Because of the misaligned assignments of datacontext/binding, between the XAML and initialization method, the propertychanged event was never firing for my fruit basket observable collection like it was for the Apple and Orange objects inside the OrangeContainer and AppleContainer collections that were members of FruitBasket. So, in the Orange class declaration we'd have this:
public class Orange : INotifyPropertyChanged, IFruit
And the implementation like so
public event PropertyChangedEventHandler PropertyChanged;
public void PropChange(string prop)
{
if (this.PropertyChanged != null)
{
this.PropertyChanged(this, new PropertyChangedEventArgs(prop));
}
}
And when the PropChange method was called in the Weight property setter, this.PropertyChanged would not be null, and everything would work fine.
The FruitBasket class was a bit more tricky. Because of the aformentioned issue of improper matching in the UI Code, this.PropertyChanged would return null every time I tried to notify a change in property. However, it got a bit more confusing because unlike the Orange or Apple classes, it inherits ObservableCollection (ObservableCollection in the declaration if we want to be specific). I know ObservableCollection is really just a Collection class that implements INotifyPropertyChanged and INotifyCollectionChanged interfaces. It's really nice to see the plumbing now that .NET is open source (praise the lord)
http://referencesource.microsoft.com/#System/compmod/system/collections/objectmodel/observablecollection.cs
In any case, implementing this became more confusing, because I kept seeing this:
Warning 1 'TestingObsColNotify.FruitBasket.PropertyChanged' hides inherited member 'System.Collections.ObjectModel.ObservableCollection.PropertyChanged'. To make the current member override that implementation, add the override keyword.

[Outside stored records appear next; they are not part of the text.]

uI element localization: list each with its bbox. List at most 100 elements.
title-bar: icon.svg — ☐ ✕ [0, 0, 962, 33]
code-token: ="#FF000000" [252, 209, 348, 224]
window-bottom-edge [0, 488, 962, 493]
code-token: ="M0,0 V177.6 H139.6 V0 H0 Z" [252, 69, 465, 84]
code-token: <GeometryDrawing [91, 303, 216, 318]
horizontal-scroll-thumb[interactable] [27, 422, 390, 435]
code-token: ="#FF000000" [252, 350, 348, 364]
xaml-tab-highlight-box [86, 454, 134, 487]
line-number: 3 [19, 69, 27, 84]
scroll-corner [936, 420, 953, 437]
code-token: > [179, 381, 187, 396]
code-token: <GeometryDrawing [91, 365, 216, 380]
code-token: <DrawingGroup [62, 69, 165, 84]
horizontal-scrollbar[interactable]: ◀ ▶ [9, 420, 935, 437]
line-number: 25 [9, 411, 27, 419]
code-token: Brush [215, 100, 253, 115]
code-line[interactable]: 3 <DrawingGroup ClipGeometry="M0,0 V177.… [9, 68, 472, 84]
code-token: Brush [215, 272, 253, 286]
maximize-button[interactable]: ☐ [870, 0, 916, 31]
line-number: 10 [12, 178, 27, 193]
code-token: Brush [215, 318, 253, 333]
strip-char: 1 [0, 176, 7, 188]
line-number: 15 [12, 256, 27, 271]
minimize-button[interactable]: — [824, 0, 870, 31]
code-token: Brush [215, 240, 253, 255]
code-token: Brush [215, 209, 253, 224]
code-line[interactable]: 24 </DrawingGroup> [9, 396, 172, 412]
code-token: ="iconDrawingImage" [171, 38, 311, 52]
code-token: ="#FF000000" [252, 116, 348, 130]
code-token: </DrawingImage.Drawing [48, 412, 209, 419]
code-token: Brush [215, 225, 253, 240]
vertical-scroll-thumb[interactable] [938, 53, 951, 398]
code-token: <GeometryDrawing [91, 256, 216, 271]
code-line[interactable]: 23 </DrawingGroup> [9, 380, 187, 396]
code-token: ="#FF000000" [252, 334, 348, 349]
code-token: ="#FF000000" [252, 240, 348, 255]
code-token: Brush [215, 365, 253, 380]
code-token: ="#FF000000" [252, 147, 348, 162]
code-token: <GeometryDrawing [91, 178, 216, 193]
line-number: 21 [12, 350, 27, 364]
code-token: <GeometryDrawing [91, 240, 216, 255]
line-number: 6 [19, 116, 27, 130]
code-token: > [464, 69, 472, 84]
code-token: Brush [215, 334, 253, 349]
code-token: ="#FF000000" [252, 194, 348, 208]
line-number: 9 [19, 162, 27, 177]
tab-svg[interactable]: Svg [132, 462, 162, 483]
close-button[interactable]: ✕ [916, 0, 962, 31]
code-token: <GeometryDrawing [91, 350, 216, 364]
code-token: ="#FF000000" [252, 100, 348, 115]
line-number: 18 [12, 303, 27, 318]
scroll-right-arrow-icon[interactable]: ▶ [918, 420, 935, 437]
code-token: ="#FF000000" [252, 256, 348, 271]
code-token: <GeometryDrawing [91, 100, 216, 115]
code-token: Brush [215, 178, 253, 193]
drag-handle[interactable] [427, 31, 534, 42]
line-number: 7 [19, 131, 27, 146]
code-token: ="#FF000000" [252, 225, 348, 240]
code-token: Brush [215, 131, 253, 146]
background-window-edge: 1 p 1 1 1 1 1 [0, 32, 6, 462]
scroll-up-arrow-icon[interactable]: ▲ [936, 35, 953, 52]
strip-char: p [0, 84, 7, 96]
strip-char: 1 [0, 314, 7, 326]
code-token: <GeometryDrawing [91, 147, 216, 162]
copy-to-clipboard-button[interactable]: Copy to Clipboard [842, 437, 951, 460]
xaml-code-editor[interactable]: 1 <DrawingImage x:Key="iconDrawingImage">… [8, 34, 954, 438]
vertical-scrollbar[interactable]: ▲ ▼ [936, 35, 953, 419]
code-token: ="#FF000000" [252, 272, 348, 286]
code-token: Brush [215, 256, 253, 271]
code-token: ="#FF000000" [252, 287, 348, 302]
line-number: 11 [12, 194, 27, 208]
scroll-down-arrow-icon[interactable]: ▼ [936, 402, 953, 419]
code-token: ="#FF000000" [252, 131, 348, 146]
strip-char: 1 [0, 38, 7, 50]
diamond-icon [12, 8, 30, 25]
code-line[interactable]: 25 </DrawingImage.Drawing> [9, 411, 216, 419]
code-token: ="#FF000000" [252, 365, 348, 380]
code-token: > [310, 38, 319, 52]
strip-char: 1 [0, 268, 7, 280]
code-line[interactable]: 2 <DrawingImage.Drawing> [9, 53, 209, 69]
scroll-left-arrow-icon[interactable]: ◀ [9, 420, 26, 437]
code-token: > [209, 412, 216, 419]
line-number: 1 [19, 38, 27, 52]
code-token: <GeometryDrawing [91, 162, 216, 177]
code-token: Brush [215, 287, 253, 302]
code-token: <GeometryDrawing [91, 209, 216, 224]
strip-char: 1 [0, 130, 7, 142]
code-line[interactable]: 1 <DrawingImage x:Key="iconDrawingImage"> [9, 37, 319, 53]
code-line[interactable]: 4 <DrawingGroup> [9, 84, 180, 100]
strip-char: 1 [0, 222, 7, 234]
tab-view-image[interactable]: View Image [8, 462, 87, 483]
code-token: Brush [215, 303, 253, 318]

Otherwise add the new keyword. C:\Testing VS Project\TestingObsColNotify\TestingObsColNotify\FruitBasket.cs 60 50 TestingObsColNotify
I still see this, but my implementation works, because while it was a result of the inheritance from INotifyProperty changed via ObservableCollection as seen in my original class declaration
public class FruitBasket : ObservableCollection<IFruit>
This was just shy of the last element need to make everything work, which was adding the INotifyPropertyChanged to the class itself like so:
public class FruitBasket : ObservableCollection<IFruit>, INotifyPropertyChanged
It seems a bit redundant and inelegant but I didn't get very far trying to override and wrestle with the inheritance of INotifyPropertyChanged from ObservableCollection (Or as best as I can understand).
So there we have it, everything works now, sans MVVM. I'll certainly move on to that pattern later, but it's nice to have resolved this issue instead of lazily just re-assigning the contents of controls in the code behind methods on the UI side of things.

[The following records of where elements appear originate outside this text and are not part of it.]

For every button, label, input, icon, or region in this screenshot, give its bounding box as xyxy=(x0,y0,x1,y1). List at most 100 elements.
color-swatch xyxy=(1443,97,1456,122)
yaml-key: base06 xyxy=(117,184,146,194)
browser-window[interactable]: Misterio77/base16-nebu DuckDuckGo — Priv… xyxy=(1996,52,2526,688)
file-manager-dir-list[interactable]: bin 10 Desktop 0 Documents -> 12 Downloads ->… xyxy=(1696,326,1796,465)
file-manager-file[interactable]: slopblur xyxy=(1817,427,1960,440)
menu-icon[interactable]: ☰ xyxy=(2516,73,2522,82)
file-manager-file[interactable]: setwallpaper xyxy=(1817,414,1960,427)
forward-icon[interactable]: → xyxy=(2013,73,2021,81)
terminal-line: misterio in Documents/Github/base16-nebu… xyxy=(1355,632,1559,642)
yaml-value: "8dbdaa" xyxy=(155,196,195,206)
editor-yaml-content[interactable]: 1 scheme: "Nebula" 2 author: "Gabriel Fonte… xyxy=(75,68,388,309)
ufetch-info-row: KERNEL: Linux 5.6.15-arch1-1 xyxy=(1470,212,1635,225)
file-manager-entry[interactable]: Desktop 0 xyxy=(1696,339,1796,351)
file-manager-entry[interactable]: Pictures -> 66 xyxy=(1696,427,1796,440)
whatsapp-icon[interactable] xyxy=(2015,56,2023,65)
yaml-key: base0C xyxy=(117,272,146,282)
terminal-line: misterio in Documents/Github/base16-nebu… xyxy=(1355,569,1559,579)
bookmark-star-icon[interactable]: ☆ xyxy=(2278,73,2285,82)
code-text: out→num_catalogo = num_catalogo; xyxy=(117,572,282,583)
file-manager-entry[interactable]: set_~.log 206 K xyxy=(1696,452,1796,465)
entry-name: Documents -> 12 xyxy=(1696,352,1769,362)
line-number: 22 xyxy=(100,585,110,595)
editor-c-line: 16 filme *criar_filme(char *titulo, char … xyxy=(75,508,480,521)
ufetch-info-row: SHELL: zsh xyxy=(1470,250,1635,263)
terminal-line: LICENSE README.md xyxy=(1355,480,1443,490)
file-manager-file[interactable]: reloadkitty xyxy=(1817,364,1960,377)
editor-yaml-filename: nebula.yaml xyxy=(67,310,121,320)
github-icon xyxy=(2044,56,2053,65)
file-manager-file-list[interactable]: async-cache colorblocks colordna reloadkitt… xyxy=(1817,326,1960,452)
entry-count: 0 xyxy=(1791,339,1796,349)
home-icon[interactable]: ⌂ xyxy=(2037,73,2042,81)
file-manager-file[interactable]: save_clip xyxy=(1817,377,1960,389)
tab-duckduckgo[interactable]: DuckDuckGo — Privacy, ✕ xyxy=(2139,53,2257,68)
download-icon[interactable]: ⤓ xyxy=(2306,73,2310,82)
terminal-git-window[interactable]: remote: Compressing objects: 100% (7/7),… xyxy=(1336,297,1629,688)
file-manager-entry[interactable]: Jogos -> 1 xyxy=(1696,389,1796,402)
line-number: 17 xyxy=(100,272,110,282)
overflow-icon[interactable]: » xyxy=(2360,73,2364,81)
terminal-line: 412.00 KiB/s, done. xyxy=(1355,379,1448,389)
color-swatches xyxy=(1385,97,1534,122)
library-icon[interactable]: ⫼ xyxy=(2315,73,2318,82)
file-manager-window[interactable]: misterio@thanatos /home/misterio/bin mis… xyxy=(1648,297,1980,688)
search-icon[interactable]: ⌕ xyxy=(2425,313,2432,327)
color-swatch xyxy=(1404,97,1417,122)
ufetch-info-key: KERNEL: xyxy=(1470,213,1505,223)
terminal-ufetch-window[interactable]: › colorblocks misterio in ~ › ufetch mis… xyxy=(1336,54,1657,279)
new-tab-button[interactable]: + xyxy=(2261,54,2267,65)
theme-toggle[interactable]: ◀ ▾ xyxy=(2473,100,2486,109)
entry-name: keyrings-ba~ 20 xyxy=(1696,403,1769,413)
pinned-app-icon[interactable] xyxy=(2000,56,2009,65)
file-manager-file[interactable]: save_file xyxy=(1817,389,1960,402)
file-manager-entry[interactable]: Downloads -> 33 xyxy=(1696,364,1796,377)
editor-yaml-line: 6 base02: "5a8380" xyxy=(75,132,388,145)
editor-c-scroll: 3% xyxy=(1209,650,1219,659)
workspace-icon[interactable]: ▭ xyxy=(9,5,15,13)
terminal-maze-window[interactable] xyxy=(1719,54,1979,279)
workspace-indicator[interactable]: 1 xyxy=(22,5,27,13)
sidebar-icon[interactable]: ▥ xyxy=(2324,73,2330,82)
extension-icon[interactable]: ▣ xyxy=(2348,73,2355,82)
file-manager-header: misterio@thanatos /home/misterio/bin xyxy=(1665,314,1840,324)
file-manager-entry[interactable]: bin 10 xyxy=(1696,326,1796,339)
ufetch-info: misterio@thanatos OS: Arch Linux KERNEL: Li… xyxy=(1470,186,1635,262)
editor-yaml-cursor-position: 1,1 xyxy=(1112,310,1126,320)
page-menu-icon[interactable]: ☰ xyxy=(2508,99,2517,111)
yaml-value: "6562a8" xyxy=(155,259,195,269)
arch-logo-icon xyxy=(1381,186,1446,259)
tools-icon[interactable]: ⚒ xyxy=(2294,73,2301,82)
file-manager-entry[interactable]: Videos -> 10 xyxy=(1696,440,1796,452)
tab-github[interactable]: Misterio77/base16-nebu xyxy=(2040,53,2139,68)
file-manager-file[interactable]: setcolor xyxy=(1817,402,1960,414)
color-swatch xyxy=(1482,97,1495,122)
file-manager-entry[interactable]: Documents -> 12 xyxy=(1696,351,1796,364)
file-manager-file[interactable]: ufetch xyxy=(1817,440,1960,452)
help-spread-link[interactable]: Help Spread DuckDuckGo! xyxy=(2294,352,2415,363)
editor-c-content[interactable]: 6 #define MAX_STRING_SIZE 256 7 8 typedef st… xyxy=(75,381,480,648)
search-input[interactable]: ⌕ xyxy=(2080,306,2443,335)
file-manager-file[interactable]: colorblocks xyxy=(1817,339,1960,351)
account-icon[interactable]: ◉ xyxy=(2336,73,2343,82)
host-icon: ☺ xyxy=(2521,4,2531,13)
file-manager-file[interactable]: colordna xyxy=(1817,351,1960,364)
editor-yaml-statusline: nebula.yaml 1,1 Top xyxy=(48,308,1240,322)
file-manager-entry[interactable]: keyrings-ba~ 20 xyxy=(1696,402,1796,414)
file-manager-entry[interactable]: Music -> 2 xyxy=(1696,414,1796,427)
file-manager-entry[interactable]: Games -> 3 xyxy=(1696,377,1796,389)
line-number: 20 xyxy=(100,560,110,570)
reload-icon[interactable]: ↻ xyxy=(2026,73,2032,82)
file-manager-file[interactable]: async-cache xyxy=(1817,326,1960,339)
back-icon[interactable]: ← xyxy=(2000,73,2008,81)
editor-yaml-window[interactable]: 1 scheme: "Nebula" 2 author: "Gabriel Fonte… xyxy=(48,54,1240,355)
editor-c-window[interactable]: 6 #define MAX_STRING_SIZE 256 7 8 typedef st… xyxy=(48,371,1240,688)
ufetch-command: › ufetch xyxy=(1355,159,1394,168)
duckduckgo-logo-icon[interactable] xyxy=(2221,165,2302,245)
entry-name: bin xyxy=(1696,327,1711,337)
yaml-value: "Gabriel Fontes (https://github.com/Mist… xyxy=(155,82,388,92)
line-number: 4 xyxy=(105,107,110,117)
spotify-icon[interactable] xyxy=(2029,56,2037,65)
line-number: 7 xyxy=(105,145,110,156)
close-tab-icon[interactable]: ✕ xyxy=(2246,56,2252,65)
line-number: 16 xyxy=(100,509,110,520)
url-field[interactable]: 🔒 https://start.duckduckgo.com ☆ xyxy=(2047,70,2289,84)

Thank you to those who came in here and contributed, I appreciate you taking the time to respond.
回答3:
If using binding, Add the interface INotifyPropertyChanged to your class. If you have ReSharper installed, accept the recommendation to implement the interface. Then, whenever you want to update any text box, call PropertyChanged with the name of the property TotalWeight, see https://softwareengineering.stackexchange.com/questions/228067/where-do-put-inotifypropertychanged-interface-in-model-or-viewmodel. Whenever you update any of the ObservableCollections, manually update the TotalWeight, then call the aforementioned PropertyChanged to tell the UI to update itself. I've used this technique to push updates from the ViewModel into the View (i.e. from the class into the XAML) for some fairly complex scenarios, it works very well.
I'd also recommend following the learning curve for MVVM, projects written in that way tend to be more scalable, are easier to maintain, and just easier to work with.